Less than ten years ago, the United States didn’t have any requirements that workers get paid sick days if they or their family members fell ill. That made us a real outlier among developed countries, as more than 20 other peers have national paid sick leave requirements.
The country still doesn’t have a federal law. But in the intervening decade, 15 laws have been passed at the city and state level. Workers who live in those places can now rest assured that they can take off of work if they get sick and not have to miss a day’s pay — or even risk their jobs entirely.
That progress has gained particular momentum in just the past two years. In 2013, three cities passed paid sick days: New York City; Portland, OR; and Jersey City, NJ. This year has been even more active: Paterson, NJ and Irvington, NJ both passed law on Tuesday evening and California’s Gov. Jerry Brown (D) is signing a statewide law on Wednesday. They join Newark, NJ; San Diego, CA; Eugene, OR; Passaic, NJ; and East Orange, NJ. And more could come as groups push ballot initiatives and more statewide laws.

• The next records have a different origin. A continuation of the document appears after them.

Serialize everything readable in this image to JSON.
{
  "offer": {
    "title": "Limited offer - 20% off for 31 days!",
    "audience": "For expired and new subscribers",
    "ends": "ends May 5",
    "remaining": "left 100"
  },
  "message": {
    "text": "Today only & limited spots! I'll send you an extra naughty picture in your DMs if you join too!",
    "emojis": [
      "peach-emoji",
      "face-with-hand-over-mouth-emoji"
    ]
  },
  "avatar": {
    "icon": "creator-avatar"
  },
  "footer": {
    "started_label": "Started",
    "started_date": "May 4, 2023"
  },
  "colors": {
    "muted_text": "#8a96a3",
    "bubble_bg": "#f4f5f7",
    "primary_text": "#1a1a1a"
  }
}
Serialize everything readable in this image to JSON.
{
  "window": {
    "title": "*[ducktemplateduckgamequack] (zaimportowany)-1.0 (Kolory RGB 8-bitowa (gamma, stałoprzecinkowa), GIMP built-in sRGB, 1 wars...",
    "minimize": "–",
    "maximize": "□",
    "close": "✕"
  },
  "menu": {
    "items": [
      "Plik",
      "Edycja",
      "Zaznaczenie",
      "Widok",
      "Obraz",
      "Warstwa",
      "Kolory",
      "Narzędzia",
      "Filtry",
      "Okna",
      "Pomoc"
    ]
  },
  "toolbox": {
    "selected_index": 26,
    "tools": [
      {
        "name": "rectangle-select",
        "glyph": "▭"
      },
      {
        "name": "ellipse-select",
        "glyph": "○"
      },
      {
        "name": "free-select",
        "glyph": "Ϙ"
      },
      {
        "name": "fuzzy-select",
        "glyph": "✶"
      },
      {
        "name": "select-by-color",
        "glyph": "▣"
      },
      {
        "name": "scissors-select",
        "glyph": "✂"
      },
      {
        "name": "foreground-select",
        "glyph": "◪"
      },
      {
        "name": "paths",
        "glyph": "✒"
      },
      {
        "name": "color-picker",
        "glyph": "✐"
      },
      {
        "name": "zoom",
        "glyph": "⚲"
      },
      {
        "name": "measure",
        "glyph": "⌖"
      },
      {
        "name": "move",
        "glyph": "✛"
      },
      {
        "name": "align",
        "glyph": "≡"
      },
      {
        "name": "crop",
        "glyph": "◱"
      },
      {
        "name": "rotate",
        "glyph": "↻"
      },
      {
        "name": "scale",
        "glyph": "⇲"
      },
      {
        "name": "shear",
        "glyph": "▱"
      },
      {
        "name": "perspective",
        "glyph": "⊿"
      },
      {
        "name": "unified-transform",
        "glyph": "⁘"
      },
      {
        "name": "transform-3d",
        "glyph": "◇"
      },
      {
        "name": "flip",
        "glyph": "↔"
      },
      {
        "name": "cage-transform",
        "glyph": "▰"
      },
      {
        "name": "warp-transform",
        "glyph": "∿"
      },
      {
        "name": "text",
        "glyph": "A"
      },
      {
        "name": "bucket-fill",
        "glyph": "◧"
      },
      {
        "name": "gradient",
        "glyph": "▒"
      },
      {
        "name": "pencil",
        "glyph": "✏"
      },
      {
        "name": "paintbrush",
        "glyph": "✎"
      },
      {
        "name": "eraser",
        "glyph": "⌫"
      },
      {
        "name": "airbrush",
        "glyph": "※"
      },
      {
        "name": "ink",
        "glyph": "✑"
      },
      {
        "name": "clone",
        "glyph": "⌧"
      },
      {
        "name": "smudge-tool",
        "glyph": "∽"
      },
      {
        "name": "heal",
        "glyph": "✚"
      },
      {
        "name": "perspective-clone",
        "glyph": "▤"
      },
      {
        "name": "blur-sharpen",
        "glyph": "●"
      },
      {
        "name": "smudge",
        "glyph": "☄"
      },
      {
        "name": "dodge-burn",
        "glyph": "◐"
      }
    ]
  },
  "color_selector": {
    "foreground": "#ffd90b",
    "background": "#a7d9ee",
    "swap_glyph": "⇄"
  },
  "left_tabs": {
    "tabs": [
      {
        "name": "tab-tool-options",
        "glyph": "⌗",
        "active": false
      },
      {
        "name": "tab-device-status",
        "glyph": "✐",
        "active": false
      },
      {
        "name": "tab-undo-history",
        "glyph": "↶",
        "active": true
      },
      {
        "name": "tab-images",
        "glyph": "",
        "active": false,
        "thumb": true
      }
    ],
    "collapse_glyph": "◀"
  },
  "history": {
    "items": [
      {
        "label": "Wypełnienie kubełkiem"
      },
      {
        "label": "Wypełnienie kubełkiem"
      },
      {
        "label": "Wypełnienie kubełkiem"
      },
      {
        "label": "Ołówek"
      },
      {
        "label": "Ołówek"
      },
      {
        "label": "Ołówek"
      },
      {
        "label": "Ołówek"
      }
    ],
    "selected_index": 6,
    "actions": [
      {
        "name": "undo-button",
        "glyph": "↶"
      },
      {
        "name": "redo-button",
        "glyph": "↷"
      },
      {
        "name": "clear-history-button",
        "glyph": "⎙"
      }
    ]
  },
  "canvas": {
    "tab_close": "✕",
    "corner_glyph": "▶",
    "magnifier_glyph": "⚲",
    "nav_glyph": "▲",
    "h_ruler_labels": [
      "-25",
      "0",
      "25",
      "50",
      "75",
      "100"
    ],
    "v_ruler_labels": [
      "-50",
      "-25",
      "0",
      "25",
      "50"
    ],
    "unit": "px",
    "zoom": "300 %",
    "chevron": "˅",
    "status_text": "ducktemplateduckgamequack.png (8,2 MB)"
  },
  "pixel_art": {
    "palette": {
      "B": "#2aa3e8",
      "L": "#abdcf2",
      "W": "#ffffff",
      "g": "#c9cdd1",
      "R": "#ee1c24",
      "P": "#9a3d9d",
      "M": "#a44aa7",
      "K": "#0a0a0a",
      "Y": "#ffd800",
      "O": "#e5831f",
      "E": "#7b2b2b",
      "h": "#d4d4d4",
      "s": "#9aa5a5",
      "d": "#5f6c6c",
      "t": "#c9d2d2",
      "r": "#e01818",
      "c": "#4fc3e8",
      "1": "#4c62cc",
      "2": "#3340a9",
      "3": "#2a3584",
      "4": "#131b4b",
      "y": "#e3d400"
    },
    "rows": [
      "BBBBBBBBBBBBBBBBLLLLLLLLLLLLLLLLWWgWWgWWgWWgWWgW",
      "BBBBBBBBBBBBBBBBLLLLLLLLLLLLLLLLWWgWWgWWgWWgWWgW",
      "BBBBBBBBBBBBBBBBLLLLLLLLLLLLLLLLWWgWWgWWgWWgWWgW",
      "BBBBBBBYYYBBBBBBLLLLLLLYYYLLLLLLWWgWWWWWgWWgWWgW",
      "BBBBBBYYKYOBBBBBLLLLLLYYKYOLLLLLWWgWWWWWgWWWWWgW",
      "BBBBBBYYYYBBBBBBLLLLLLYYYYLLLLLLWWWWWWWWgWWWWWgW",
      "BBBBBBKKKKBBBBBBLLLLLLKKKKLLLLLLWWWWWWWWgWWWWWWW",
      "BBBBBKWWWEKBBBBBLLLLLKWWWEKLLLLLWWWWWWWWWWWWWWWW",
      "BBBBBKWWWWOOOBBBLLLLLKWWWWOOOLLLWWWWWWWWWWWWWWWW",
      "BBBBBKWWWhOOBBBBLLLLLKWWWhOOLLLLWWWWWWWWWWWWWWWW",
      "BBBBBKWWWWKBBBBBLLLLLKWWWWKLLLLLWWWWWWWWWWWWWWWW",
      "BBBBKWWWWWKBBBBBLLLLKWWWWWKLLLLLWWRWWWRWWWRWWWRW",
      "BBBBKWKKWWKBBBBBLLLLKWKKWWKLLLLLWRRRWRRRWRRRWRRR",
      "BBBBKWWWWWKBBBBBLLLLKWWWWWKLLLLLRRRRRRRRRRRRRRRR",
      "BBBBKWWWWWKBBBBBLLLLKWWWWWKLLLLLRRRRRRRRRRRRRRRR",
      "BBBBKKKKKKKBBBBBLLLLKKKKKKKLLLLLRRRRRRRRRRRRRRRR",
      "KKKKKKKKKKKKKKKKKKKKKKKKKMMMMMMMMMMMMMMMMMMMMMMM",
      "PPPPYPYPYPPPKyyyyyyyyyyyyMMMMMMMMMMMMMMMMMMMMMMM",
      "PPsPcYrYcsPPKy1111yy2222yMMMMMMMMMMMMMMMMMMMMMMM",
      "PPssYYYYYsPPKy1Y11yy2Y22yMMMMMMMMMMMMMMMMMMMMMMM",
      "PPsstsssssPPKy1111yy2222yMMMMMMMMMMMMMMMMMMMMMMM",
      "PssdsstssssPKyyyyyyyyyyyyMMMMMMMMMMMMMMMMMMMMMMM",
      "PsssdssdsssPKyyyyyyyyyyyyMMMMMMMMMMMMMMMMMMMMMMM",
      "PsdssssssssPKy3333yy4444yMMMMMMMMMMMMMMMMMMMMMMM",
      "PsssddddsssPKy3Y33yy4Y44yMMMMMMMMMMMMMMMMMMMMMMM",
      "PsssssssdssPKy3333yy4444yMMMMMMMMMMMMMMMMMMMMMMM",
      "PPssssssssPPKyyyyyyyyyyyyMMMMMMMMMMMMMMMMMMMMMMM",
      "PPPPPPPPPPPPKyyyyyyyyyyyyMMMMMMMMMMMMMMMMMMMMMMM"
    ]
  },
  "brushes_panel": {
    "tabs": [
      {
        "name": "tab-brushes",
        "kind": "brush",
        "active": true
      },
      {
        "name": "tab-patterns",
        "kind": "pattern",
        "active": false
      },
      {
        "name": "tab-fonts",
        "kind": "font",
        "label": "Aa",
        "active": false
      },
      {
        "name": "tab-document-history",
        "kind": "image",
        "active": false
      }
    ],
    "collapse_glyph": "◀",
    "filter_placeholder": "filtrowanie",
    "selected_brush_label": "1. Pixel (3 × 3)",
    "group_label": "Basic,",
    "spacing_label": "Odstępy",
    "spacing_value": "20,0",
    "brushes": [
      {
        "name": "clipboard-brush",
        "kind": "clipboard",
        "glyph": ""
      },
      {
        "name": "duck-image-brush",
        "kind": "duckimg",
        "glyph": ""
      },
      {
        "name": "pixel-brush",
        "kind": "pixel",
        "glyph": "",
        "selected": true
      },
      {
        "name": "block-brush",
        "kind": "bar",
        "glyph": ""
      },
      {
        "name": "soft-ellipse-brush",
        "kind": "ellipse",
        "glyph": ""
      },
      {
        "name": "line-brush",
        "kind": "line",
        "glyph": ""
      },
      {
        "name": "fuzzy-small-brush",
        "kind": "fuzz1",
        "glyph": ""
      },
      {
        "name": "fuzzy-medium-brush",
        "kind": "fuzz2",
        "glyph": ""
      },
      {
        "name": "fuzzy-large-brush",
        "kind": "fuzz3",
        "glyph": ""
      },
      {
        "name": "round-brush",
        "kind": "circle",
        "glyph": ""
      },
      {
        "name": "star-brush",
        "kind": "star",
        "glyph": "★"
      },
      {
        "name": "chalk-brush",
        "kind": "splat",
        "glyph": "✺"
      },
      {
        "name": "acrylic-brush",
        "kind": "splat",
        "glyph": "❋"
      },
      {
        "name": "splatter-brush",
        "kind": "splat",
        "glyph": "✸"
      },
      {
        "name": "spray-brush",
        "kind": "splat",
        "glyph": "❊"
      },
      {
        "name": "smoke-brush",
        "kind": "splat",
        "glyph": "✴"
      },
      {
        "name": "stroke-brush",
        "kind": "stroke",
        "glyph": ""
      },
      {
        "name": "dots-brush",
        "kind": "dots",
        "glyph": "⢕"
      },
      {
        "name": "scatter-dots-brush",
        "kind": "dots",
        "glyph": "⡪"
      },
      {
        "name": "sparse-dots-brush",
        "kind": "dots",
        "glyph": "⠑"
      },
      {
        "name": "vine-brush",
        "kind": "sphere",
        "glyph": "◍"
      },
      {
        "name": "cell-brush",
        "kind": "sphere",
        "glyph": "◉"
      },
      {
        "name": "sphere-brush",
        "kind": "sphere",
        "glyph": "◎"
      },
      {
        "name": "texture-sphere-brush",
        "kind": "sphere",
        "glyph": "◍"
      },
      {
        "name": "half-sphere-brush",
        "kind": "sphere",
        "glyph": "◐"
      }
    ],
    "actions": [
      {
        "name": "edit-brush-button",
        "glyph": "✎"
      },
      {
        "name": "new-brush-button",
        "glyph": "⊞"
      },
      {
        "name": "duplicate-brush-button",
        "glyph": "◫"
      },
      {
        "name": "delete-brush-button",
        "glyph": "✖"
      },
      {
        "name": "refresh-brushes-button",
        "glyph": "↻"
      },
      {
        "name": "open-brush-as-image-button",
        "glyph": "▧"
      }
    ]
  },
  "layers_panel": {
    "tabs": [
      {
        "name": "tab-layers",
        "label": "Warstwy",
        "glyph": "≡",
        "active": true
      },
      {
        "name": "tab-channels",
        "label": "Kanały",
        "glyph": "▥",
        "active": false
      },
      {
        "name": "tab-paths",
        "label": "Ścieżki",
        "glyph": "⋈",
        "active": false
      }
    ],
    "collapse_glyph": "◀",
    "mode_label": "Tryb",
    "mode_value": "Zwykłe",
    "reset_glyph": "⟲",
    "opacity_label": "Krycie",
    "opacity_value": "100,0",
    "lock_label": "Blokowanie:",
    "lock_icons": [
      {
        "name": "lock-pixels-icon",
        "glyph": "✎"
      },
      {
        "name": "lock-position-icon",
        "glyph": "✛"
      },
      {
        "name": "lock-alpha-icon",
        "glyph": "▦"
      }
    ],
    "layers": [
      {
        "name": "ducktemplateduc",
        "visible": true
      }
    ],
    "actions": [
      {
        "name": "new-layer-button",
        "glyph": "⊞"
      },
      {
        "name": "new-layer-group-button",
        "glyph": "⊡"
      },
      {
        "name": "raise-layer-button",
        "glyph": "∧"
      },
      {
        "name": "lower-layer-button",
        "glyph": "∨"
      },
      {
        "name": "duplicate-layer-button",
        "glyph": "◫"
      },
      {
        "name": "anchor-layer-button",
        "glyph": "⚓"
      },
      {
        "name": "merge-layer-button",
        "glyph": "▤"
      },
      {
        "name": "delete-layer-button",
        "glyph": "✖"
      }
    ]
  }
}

These paid days off have an impact in a number of ways. They ease life for low-wage workers especially, who are less likely to get the benefit as compared to higher-income workers and say they’re a higher priority than higher wages or other benefits. They help workers stay at home when sick — 90 percent of Americans currently say they still come to work — and thus reduce flu transmissions by as much as 11 percent. If men can take leave as easily as women, it could help erase the assumption that women are the ones who should leave work to care for sick kids.
And despite businesses claiming that paid sick days are a job killer and hurt employers and local economies, experience from the laws currently on the books shows the opposite is true. When polled, the vast majority of employers support paid sick leave ordinances. Paid sick leave hasn’t been found to hurt economies, and in fact many cities have outperformed after their laws were enacted.